Pat Robertson, acknowledging the obvious, endorsed George Bush on Wednesday and said he would drop his own candidacy for the Republican presidential nomination Monday.
President Reagan prepared to make his own formal endorsement of Bush as Democratic front-runner Michael Dukakis celebrated two more big primary victories over Jesse Jackson.Robertson, the former television evangelist, conceded weeks ago that he had no chance to catch Bush. He said Wednesday, after meeting with Bush at the White House, that he wanted to give his supporters a chance to win national convention seats during GOP caucuses this weekend in Arizona and Virginia, then would pull out.
Asked if he would run again in 1992 if Bush loses this fall, Robertson replied, "It's conceivable. It's not a certainty."

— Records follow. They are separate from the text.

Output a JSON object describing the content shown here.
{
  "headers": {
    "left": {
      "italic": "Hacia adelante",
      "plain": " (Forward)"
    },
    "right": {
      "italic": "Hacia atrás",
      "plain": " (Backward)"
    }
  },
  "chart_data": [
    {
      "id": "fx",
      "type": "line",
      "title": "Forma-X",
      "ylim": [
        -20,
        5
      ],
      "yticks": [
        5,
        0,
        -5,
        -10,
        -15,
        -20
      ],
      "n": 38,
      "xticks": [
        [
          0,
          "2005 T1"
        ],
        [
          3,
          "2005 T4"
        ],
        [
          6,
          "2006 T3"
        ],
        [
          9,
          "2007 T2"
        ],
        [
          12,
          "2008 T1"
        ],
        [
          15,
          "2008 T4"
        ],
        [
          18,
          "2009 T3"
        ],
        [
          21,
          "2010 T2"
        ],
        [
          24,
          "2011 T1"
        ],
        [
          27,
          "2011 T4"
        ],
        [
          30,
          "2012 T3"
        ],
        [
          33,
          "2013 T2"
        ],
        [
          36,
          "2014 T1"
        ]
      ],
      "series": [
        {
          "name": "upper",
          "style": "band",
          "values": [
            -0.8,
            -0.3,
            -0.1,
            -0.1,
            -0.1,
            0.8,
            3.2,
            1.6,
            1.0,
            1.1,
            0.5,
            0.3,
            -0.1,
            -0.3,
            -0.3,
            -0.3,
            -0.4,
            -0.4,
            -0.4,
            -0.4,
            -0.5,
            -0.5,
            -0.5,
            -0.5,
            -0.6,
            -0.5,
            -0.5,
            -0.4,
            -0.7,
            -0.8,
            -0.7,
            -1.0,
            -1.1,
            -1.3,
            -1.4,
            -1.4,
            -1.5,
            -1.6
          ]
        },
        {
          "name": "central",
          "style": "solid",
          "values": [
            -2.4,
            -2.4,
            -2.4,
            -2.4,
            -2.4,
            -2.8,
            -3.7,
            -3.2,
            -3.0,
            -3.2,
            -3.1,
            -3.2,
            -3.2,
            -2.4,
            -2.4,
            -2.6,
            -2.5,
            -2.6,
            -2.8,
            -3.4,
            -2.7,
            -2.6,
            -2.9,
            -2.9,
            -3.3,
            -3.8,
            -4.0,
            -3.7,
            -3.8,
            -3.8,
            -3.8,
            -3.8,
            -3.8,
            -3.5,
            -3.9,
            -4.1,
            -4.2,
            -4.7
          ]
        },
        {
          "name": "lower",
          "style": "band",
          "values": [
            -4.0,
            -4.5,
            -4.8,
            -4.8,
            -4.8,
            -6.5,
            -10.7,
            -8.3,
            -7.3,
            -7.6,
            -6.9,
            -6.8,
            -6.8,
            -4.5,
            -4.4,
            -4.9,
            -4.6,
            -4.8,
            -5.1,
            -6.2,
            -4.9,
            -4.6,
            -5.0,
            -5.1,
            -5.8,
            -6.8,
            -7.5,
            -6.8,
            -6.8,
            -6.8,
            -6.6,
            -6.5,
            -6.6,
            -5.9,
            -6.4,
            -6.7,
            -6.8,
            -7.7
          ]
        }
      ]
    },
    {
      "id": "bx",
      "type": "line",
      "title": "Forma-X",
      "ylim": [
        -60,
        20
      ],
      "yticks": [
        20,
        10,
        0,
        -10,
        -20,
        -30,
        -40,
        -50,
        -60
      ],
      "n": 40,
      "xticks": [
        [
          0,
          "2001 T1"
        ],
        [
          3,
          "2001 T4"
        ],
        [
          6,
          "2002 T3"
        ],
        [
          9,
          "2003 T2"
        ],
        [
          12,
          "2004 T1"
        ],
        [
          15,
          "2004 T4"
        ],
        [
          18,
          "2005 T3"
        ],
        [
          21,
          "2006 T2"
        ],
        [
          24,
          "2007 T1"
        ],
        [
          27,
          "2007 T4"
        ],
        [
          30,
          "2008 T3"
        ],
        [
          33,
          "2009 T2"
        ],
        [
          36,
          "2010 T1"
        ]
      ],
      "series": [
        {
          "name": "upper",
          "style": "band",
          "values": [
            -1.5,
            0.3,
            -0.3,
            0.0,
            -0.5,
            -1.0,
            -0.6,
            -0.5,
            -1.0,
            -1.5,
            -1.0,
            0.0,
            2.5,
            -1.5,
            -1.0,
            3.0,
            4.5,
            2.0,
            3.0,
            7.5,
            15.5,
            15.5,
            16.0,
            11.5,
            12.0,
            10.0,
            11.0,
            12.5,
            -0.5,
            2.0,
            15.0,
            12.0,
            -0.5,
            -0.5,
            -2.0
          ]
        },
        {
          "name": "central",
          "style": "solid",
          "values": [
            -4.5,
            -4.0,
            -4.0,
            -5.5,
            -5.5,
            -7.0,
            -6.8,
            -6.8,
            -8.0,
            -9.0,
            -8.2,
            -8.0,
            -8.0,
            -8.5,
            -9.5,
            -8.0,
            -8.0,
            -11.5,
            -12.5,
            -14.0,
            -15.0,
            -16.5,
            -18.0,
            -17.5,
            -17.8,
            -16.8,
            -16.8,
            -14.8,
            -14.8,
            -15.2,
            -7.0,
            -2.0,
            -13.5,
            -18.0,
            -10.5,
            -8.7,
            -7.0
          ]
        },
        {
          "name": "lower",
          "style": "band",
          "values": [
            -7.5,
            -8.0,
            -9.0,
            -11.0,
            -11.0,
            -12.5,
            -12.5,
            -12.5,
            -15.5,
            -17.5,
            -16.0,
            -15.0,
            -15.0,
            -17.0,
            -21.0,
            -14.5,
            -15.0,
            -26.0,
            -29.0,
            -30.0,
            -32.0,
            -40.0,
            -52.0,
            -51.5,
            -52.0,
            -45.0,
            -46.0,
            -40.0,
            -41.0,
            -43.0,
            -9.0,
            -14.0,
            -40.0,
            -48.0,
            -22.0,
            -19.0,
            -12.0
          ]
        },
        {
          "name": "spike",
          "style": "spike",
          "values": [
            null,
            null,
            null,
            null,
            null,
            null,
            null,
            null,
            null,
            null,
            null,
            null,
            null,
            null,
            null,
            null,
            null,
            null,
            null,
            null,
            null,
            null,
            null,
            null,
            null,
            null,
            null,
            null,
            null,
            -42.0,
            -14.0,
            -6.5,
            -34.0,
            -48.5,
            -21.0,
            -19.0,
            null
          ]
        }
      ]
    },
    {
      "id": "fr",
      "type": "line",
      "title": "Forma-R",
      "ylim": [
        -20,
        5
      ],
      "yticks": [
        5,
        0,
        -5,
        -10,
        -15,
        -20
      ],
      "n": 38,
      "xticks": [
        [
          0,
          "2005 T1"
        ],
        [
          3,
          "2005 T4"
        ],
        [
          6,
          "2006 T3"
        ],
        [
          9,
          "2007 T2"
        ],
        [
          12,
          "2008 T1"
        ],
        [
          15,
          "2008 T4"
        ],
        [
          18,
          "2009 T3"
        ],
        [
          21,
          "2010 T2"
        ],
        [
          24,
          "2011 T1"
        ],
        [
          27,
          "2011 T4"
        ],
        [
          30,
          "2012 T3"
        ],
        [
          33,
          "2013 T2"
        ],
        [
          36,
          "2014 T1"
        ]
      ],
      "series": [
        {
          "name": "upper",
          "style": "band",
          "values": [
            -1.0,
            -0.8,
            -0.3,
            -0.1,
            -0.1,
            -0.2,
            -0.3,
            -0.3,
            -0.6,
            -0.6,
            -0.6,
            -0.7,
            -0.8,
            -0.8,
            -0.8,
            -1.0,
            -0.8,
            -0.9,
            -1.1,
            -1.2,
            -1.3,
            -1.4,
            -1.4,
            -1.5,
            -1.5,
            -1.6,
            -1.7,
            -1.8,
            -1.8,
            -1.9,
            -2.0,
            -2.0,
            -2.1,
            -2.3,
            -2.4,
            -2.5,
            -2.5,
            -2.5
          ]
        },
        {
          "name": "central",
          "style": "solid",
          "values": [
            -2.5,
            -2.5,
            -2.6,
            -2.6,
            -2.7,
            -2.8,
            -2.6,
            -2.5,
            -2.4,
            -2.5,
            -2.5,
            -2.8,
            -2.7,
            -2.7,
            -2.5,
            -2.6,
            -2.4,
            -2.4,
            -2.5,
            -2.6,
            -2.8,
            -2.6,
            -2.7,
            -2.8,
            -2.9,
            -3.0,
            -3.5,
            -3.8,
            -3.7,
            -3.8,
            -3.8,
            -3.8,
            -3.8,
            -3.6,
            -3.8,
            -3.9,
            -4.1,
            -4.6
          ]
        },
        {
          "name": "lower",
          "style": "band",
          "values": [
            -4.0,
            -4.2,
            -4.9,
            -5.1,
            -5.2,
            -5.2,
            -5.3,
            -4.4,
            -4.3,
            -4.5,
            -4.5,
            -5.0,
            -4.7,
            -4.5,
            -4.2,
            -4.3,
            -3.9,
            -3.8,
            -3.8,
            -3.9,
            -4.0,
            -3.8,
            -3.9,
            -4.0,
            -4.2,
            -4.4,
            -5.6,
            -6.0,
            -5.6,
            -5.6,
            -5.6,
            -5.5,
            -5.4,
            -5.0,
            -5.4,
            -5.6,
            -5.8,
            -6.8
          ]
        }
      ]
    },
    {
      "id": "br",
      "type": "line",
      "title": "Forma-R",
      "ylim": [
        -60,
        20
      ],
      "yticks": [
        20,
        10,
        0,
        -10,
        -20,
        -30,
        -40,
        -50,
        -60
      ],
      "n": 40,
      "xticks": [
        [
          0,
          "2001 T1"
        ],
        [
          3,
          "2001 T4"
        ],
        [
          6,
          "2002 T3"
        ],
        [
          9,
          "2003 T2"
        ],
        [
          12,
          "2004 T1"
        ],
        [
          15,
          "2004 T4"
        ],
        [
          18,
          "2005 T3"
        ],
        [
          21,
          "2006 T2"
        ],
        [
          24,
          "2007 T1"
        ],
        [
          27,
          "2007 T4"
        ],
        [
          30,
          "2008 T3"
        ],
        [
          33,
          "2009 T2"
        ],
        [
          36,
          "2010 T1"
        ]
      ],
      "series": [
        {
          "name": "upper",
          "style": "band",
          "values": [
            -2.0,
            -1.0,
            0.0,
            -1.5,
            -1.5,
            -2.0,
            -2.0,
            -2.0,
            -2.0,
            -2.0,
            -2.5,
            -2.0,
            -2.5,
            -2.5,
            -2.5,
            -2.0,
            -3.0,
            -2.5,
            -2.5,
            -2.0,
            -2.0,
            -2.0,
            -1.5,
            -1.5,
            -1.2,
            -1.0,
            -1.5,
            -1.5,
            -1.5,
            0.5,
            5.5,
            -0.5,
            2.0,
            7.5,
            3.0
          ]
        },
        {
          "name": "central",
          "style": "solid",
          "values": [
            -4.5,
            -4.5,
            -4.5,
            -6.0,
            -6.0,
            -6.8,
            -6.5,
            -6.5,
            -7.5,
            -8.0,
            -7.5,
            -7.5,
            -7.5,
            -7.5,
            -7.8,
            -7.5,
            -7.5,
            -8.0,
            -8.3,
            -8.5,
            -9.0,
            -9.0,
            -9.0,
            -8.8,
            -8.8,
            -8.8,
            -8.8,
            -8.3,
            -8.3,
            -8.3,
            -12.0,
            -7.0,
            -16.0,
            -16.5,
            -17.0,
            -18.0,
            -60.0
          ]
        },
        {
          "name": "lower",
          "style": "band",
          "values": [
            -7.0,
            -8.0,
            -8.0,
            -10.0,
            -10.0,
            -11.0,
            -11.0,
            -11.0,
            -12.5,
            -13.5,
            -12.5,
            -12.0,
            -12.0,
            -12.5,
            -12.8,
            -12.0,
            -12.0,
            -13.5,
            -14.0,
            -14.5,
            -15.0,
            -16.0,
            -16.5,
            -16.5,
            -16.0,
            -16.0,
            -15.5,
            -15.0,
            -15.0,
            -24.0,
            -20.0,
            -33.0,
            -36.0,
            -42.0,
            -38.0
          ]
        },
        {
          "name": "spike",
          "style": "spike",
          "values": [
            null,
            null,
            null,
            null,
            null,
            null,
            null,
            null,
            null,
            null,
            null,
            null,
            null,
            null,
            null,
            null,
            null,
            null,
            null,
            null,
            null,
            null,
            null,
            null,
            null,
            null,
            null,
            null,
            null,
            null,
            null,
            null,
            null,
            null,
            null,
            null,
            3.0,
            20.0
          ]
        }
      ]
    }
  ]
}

Reagan, in a teasing mood, told reporters at the White House - with Bush nearby - "I just have a very brief announcement to make, and that is that I'll have something to say about the campaign tonight." Grinning, he declined to answer questions on the subject.
The president is to announce what everyone already knows at a Republican dinner tonight.
Vice President Bush cruised to barely contested wins in Tuesday's contests in Nebraska and West Virginia. He already has a mathematical lock on the Republican nomination.
But Bush's showing in Nebraska pointed to possible weakness in the fight to come this fall. Sen. Bob Dole of neighboring Kansas, who dropped out of the Republican race almost two months ago, still siphoned off nearly a fourth of the vote.
Even though he has mowed down all his rivals, Bush has made weak showings in some farm states.
With two more wins in his column, Dukakis moved within striking distance of the 2,081 delegates needed to nail the Democratic nomination. According to the latest AP delegate count, Dukakis had 1,581 to Jackson's 942.
In West Virginia, Dukakis captured 254,206 votes, or 79 percent, to Jackson's 45,111 or 14 percent, with 99 percent of the precincts reporting. In Nebraska, Dukakis received 105,542 votes, or 63 percent to Jackson's 43,134 or 26 percent, with 100 percent of the precincts in.
Dukakis won all 37 of the delegates in West Virginia and 18 of the 25 in Nebraska.
Exit polls suggested Dukakis was beginning to make some inroads into Jackson's black support, which has been all but monolithic in contests to date. Only about 4 percent of West Virginia's voters are black, but about a third of them voted for the Massachusetts governor, ABC voter polls on Tuesday indicated.
But Jackson won 24 percent of the white vote in Nebraska, one of his best showings of the primary season among white voters, according to ABC.